Here’s how you can get the social support you need:
- Build a network of people you like and trust. Be active in the community, volunteer for a cause or advocacy, or join the neighborhood gym.12
- Expand your hobbies or skill set by joining classes and meeting like-minded people who share your passions.
- Maintain relationships with friends and loved ones. Reply to messages and show up for them when you can. Be the presence you’d like them to be for you in your time of need.
A Note On Nixing Negative Self-Talk
One phenomenon that contributes to stress is what is known as negative self-talk. You might not have heard of the technical term before.
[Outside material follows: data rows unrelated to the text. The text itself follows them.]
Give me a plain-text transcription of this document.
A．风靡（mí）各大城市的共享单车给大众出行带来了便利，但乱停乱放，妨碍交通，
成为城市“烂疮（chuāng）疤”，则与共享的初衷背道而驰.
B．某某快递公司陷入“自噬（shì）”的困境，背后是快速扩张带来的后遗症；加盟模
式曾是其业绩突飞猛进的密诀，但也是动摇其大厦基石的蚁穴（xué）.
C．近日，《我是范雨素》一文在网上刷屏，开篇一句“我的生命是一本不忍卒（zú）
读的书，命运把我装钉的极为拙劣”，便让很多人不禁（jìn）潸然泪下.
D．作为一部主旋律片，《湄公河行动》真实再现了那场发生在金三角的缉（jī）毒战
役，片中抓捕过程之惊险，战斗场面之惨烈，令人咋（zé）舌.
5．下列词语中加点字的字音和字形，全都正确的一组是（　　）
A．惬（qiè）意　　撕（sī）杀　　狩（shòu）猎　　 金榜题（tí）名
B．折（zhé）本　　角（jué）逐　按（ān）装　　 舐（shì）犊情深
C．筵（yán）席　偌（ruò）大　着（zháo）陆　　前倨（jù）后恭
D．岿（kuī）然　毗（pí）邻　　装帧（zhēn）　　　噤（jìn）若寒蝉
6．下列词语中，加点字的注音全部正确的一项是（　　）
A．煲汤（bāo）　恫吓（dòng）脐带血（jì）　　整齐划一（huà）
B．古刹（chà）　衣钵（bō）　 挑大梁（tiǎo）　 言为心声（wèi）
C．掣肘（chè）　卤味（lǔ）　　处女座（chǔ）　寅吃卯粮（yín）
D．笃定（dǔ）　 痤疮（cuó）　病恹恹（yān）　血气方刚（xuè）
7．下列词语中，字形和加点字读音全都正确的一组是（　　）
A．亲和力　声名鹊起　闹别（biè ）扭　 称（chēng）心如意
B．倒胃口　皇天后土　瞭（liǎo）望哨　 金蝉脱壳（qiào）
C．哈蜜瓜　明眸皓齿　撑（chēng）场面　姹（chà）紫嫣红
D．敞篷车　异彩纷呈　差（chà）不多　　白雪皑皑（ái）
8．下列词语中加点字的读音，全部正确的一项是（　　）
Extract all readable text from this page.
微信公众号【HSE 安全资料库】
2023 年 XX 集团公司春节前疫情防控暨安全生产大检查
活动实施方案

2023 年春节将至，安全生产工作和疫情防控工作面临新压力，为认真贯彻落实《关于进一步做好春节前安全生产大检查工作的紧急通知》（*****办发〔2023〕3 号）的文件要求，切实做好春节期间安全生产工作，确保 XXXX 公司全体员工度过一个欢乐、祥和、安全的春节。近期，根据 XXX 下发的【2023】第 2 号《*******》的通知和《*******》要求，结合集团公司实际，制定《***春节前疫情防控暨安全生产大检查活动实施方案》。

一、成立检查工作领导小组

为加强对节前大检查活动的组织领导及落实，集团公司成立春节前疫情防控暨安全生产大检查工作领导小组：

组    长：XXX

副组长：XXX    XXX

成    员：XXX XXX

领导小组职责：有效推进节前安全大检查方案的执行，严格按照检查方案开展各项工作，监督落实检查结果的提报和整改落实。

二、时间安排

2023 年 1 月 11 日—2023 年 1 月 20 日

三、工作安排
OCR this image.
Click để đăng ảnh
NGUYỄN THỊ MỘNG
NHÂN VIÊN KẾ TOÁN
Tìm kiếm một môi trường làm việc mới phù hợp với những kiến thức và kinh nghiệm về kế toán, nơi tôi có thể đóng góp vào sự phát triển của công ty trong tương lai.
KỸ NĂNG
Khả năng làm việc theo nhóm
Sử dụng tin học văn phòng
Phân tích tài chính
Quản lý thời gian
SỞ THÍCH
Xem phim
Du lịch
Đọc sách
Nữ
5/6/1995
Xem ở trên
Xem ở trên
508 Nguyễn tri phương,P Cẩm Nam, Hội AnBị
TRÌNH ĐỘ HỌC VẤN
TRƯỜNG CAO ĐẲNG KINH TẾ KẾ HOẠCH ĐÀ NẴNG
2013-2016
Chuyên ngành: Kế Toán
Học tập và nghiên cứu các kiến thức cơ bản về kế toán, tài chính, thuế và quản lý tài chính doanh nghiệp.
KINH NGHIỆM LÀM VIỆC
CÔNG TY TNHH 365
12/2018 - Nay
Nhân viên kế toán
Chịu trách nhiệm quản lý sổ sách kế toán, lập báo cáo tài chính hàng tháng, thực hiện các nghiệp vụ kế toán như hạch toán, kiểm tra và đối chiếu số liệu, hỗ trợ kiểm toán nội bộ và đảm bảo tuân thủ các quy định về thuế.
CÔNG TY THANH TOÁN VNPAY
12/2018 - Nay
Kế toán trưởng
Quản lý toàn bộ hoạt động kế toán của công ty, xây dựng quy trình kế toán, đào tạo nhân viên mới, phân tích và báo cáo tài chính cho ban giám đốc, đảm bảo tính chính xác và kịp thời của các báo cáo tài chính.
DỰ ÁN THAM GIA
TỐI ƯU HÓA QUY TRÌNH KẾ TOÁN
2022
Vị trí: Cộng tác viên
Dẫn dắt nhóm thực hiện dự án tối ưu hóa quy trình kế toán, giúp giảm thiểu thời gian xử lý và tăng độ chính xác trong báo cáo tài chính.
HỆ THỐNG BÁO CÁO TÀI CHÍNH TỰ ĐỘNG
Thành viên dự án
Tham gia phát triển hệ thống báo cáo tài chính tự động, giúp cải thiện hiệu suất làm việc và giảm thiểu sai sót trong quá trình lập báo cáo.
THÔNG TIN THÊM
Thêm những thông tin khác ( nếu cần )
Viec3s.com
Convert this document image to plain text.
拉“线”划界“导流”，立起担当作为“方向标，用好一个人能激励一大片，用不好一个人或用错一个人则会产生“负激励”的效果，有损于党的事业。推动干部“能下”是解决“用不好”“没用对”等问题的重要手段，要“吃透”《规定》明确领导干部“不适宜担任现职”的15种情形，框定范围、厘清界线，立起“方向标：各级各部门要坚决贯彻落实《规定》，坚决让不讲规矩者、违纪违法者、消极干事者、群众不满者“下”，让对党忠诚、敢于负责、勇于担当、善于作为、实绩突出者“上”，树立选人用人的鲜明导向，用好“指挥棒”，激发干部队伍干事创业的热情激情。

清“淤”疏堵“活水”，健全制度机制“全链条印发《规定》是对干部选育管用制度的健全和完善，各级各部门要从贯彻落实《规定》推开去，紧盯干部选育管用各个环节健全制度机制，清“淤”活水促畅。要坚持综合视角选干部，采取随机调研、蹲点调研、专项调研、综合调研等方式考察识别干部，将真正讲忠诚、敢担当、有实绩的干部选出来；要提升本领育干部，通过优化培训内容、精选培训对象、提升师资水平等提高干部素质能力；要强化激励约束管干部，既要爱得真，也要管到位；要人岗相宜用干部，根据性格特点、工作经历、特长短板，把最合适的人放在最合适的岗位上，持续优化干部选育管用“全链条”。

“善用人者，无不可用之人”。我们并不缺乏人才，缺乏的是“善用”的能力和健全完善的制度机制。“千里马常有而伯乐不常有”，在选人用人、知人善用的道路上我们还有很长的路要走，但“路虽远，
But you may be familiar with that nagging voice inside your head that always seems to put you down, aggravating an already toxic situation or contributing to negative feelings.
The voice that blames you for perceived failures, those thoughts that center around you not being good enough or doomed to fail, and those ideas that negate you and erode your self-esteem – these are all markers of negative self-talk.
When you give in to it, this type of self-talk can impact your coping abilities when it comes to a stressful situation.13 Experts suggest trying to reframe this toxic way of thinking by talking to yourself and becoming more goal-directed instead – challenge these thoughts that bring you down and instead use them to push you to become better.14
Turn Your Stress Into Success
These tips and ideas are all healthy habits to either form or relearn. There’s much to be gained from stress management by giving your body the nutrition and rest it requires and the chance to move, plus implementing positive strategies like self-care, adequate social support, and simply being kinder to yourself.
If you still find it difficult to manage your stress levels or if your stress is affecting your quality of life, seek professional help. Your doctor may have additional recommendations to get you back to feeling like yourself again.